裴扬风沉默着喝完了林逸思一壶酒,说:“裴颢不是你儿子,别再靠近他了。”
林逸思说:“不是吗?”
裴扬风见他执拗,也不再劝,叶栖华的身份和经历是绝对不能泄露的。裴扬风起身付了酒钱:“好自为之,别逼本王放你离开二十年后再取你的性命。”
潺塬城的街上,叶栖华正躲在暗处,用弹弓打那些飞檐走壁的武林高手。
谢春行站在他身后兴致勃勃地指点:“再向左三寸,放!”
一粒黄豆轻飘飘地飞向屋檐,正中一人脑门。
那人急着讨债,看都没看叶栖华一眼,急匆匆地飞向了另一条街。
谢春行又递给叶栖华一颗黄豆:“下一颗我们打个三流高手试试。”
裴扬风站在不远处看着那两个人,一时竟有些恍惚。
明媚阳光下的叶栖华,发如墨,肤似雪,一双清澈的湖蓝色眼眸中泛着灿烂光华。天真,纯净,仿佛对世间的一切都充满了新奇和爱意。
那不是叶栖华,那活脱脱就是一个死而复生的林月白!
裴扬风手心渐渐冰冷,一种说不出的仓皇和恐惧忽然占据了他的心口。
曾经的叶栖华阴冷而浓艳,纤细的手指总有些苍白,却捏着天下苍生的生杀命数。
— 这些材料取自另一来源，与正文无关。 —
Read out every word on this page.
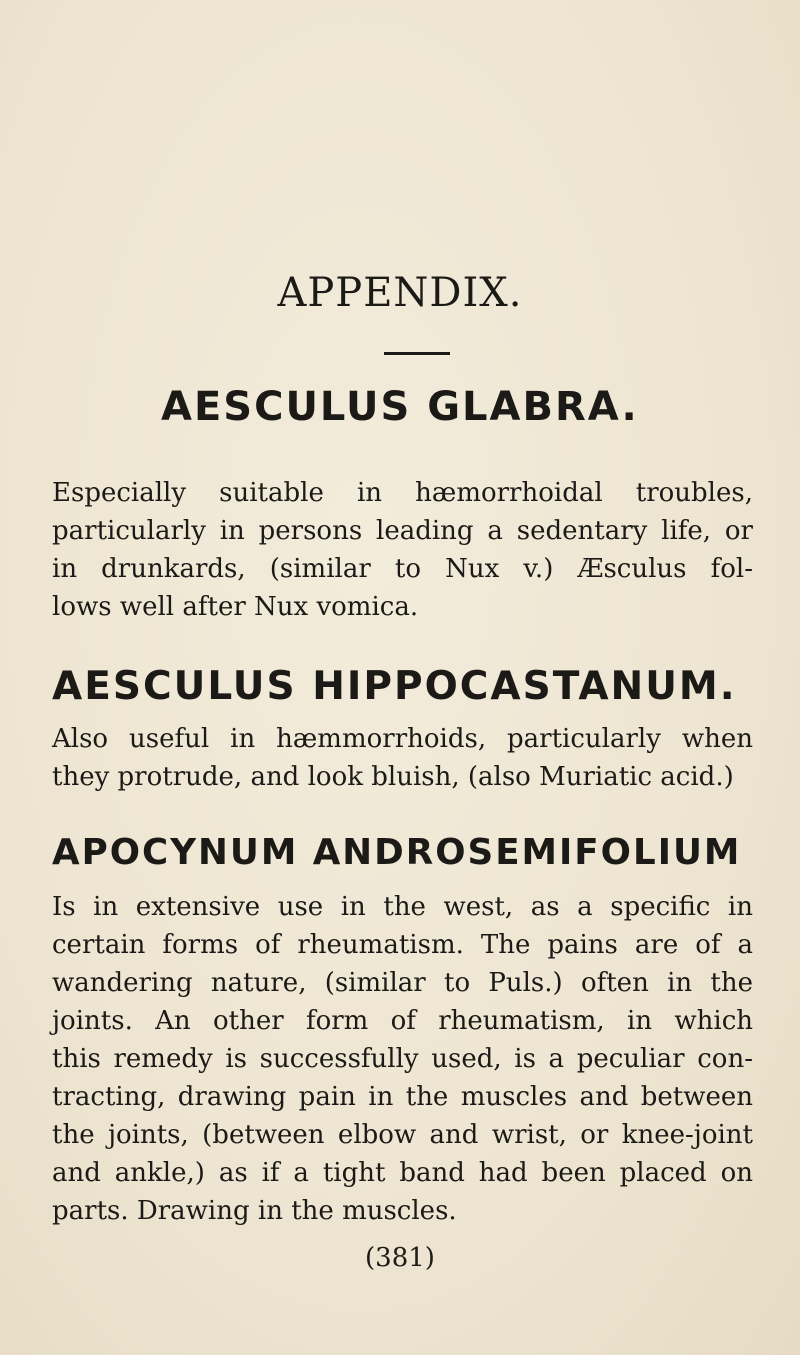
APPENDIX.
AESCULUS GLABRA.
Especially suitable in hæmorrhoidal troubles,
particularly in persons leading a sedentary life, or
in drunkards, (similar to Nux v.) Æsculus fol-
lows well after Nux vomica.
AESCULUS HIPPOCASTANUM.
Also useful in hæmmorrhoids, particularly when
they protrude, and look bluish, (also Muriatic acid.)
APOCYNUM ANDROSEMIFOLIUM
Is in extensive use in the west, as a specific in
certain forms of rheumatism. The pains are of a
wandering nature, (similar to Puls.) often in the
joints. An other form of rheumatism, in which
this remedy is successfully used, is a peculiar con-
tracting, drawing pain in the muscles and between
the joints, (between elbow and wrist, or knee-joint
and ankle,) as if a tight band had been placed on
parts. Drawing in the muscles.
(381)
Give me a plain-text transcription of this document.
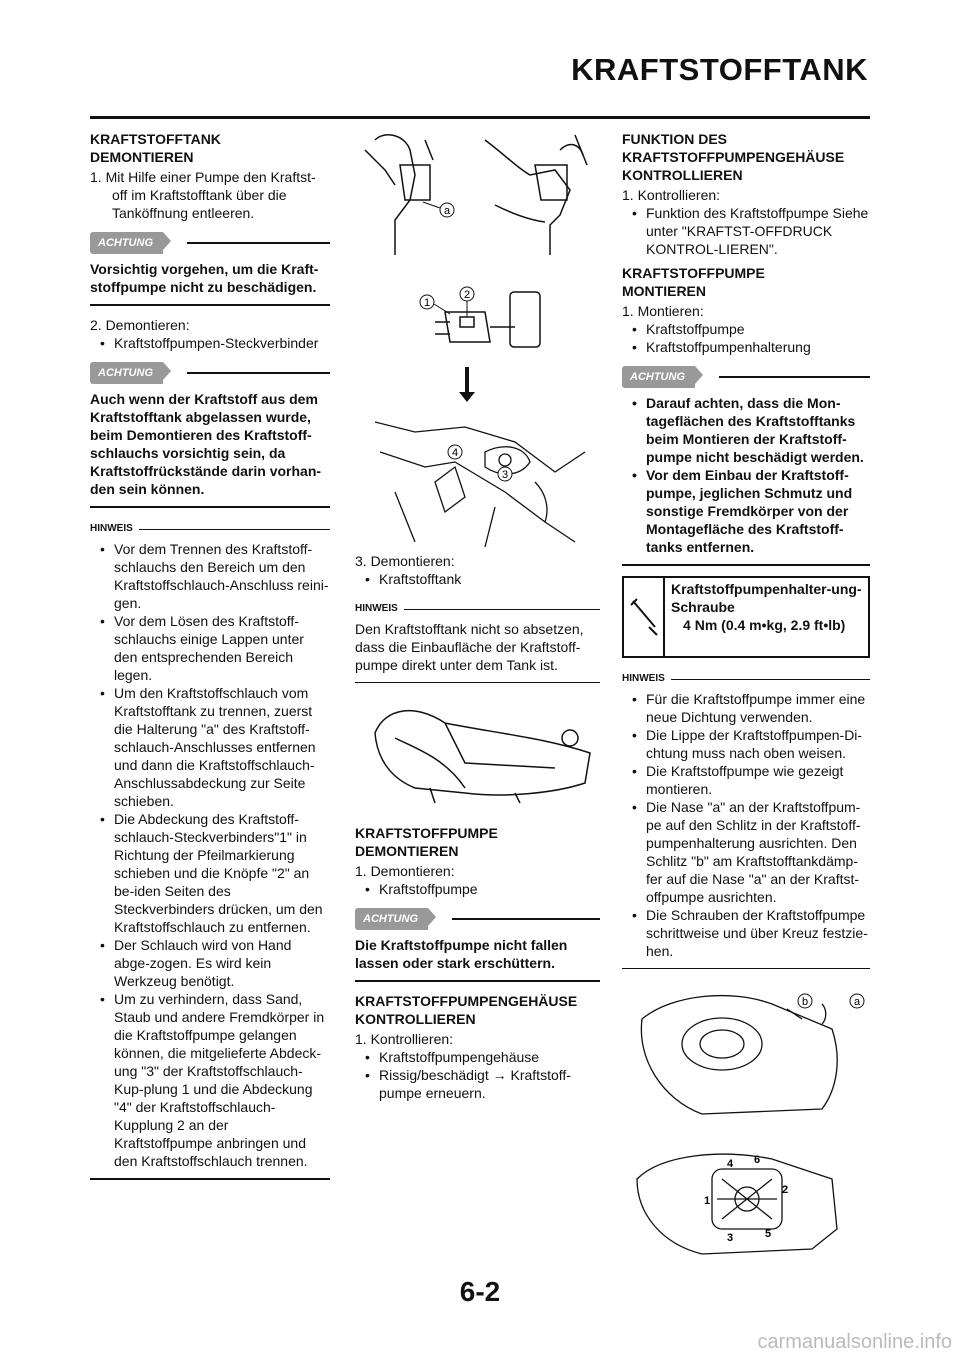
KRAFTSTOFFTANK

KRAFTSTOFFTANK
DEMONTIEREN

1. Mit Hilfe einer Pumpe den Kraftst-off im Kraftstofftank über die Tanköffnung entleeren.

ACHTUNG

Vorsichtig vorgehen, um die Kraft-stoffpumpe nicht zu beschädigen.

2. Demontieren:

• Kraftstoffpumpen-Steckverbinder

ACHTUNG

Auch wenn der Kraftstoff aus dem Kraftstofftank abgelassen wurde, beim Demontieren des Kraftstoff-schlauchs vorsichtig sein, da Kraftstoffrückstände darin vorhan-den sein können.

HINWEIS

• Vor dem Trennen des Kraftstoff-schlauchs den Bereich um den Kraftstoffschlauch-Anschluss reini-gen.

• Vor dem Lösen des Kraftstoff-schlauchs einige Lappen unter den entsprechenden Bereich legen.

• Um den Kraftstoffschlauch vom Kraftstofftank zu trennen, zuerst die Halterung "a" des Kraftstoff-schlauch-Anschlusses entfernen und dann die Kraftstoffschlauch-Anschlussabdeckung zur Seite schieben.

• Die Abdeckung des Kraftstoff-schlauch-Steckverbinders"1" in Richtung der Pfeilmarkierung schieben und die Knöpfe "2" an be-iden Seiten des Steckverbinders drücken, um den Kraftstoffschlauch zu entfernen.

• Der Schlauch wird von Hand abge-zogen. Es wird kein Werkzeug benötigt.

• Um zu verhindern, dass Sand, Staub und andere Fremdkörper in die Kraftstoffpumpe gelangen können, die mitgelieferte Abdeck-ung "3" der Kraftstoffschlauch-Kup-plung 1 und die Abdeckung "4" der Kraftstoffschlauch-Kupplung 2 an der Kraftstoffpumpe anbringen und den Kraftstoffschlauch trennen.

a
1
2
4
3

3. Demontieren:

• Kraftstofftank

HINWEIS

Den Kraftstofftank nicht so absetzen, dass die Einbaufläche der Kraftstoff-pumpe direkt unter dem Tank ist.

KRAFTSTOFFPUMPE
DEMONTIEREN

1. Demontieren:

• Kraftstoffpumpe

ACHTUNG

Die Kraftstoffpumpe nicht fallen lassen oder stark erschüttern.

KRAFTSTOFFPUMPENGEHÄUSE
KONTROLLIEREN

1. Kontrollieren:

• Kraftstoffpumpengehäuse

• Rissig/beschädigt → Kraftstoff-pumpe erneuern.

FUNKTION DES
KRAFTSTOFFPUMPENGEHÄUSE
KONTROLLIEREN

1. Kontrollieren:

• Funktion des Kraftstoffpumpe Siehe unter "KRAFTST-OFFDRUCK KONTROL-LIEREN".

KRAFTSTOFFPUMPE
MONTIEREN

1. Montieren:

• Kraftstoffpumpe

• Kraftstoffpumpenhalterung

ACHTUNG

• Darauf achten, dass die Mon-tageflächen des Kraftstofftanks beim Montieren der Kraftstoff-pumpe nicht beschädigt werden.

• Vor dem Einbau der Kraftstoff-pumpe, jeglichen Schmutz und sonstige Fremdkörper von der Montagefläche des Kraftstoff-tanks entfernen.

Kraftstoffpumpenhalter-ung-Schraube
4 Nm (0.4 m•kg, 2.9 ft•lb)
HINWEIS

• Für die Kraftstoffpumpe immer eine neue Dichtung verwenden.

• Die Lippe der Kraftstoffpumpen-Di-chtung muss nach oben weisen.

• Die Kraftstoffpumpe wie gezeigt montieren.

• Die Nase "a" an der Kraftstoffpum-pe auf den Schlitz in der Kraftstoff-pumpenhalterung ausrichten. Den Schlitz "b" am Kraftstofftankdämp-fer auf die Nase "a" an der Kraftst-offpumpe ausrichten.

• Die Schrauben der Kraftstoffpumpe schrittweise und über Kreuz festzie-hen.

b	a
1
2
3
4
5
6
6-2
carmanualsonline.info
那身殷红的龙袍浸透了皇家兄弟厮杀的淋漓鲜血,映衬着一张总是苍白落寞的精致容颜。
这是一朵剧毒的花。
裴扬风用毒药毁掉了他的美艳凌厉的躯壳,战俘营的三天三夜毁掉了他倔强倨傲的魂魄。之后……一丸洗尘蛊,忘尽三生路。
失去一切的叶栖华,终于变成了裴扬风最爱的模样。
可裴扬风心里却没有半点欢喜,只有冰冷,无边死寂,和灰烬。
记忆里眸如点漆的少年忽然鲜明得刺眼。漆黑如墨的眼珠有些散不干净的肃杀寒意,眼尾却淡淡地勾起了一抹轻红。
那张脸苍白却美艳,殷红的唇角挂着克制又欢喜的笑意。
再也看不到,再也回不来。
裴扬风变成了那个躲在暗处的人,静静地看着叶栖华与另一个人欢声笑语。
北地,长秦关。
顾云深本想独行,却一进关就撞上了个旧识。
严邵手下的粮草总司李方一见到顾云深,立刻热情似火地迎上来:“顾盟主怎么了来我们这不长草的地方了?”
顾云深说:“我去北海取一样东西。”
李方熟练地搭着顾云深的肩膀:“你来的正好,前几天严将军带人去了兀烈王城,正好今天回来,就让你赶上了。”
顾云深笑容有些僵硬:“严将军公务繁忙,我就不打搅了。等战事平定再来请各位兄弟喝酒。”
李方不依不饶:“那怎么行?严将军要是知道我没把你留住,非要罚我不可。走走走,我们去北门迎着他去。”
顾云深无奈,只得跟着李方去了长秦关北门。